I just had one done recently where I am only tipping in a 5% desposit, legals and stamp duty. I will be in the deal for about 21.5K.
The key to getting past people like Genworth (mortgage insurer) is cash flow. I find that I am getting the deals where others are being refused primarily because:
1. I tend to present my all my financials - i.e. rents, margin loans, credit cards, shares, assets (includes stuff you have paid off), mortgages, company financials up front. Very rarely do them ask me for any...in otherwards I bamboozle them with paperwork.
2. I spread my mortgages and cash in 100% offsets across multiple banks.
3. I am fortunate to have a great cash flow....this is one of the biggest triggers.

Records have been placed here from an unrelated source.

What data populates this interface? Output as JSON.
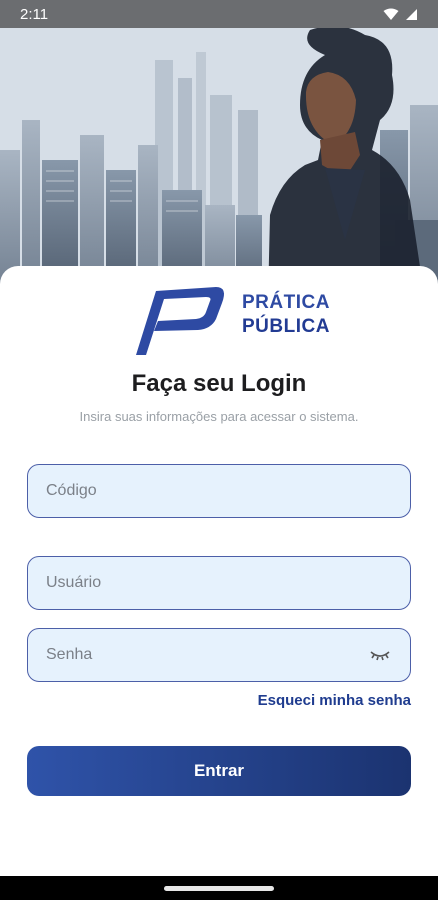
{
  "status_bar": {
    "time": "2:11"
  },
  "brand": {
    "line1": "PRÁTICA",
    "line2": "PÚBLICA"
  },
  "login": {
    "title": "Faça seu Login",
    "subtitle": "Insira suas informações para acessar o sistema.",
    "code_placeholder": "Código",
    "user_placeholder": "Usuário",
    "password_placeholder": "Senha",
    "forgot_password": "Esqueci minha senha",
    "submit": "Entrar"
  },
  "colors": {
    "brand_blue": "#2e4aa3",
    "field_bg": "#e6f2fd",
    "field_border": "#4c5fa8",
    "button_start": "#2f53a9",
    "button_end": "#1b3370"
  },
  "icons": [
    "wifi-icon",
    "signal-icon",
    "eye-off-icon",
    "brand-logo-icon"
  ]
}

4. My loan history and loan applications on my CRAA does not have multiple hits. Once I make my mind I do not shop around for other lenders.
5. Where possible I get LMI approval in principle prior to buying something. This way I can go to an auction pick up something and still be able to do a 5% loan. If I buy at auction so long as the valuation stacks up....I will be able to get a 97% lend.
I was told by my lender the insurer now understands me and the next loans will be quite easy.
Incidently my LMI on a 255k loan on a 263.5k buy price was around $5650. I have another loan at 97% approval in principle for 200k and the LMI was about $3800.
To me LMI is just a cost of doing business. Over 5 years I will get 40% of the cost back via tax deductions.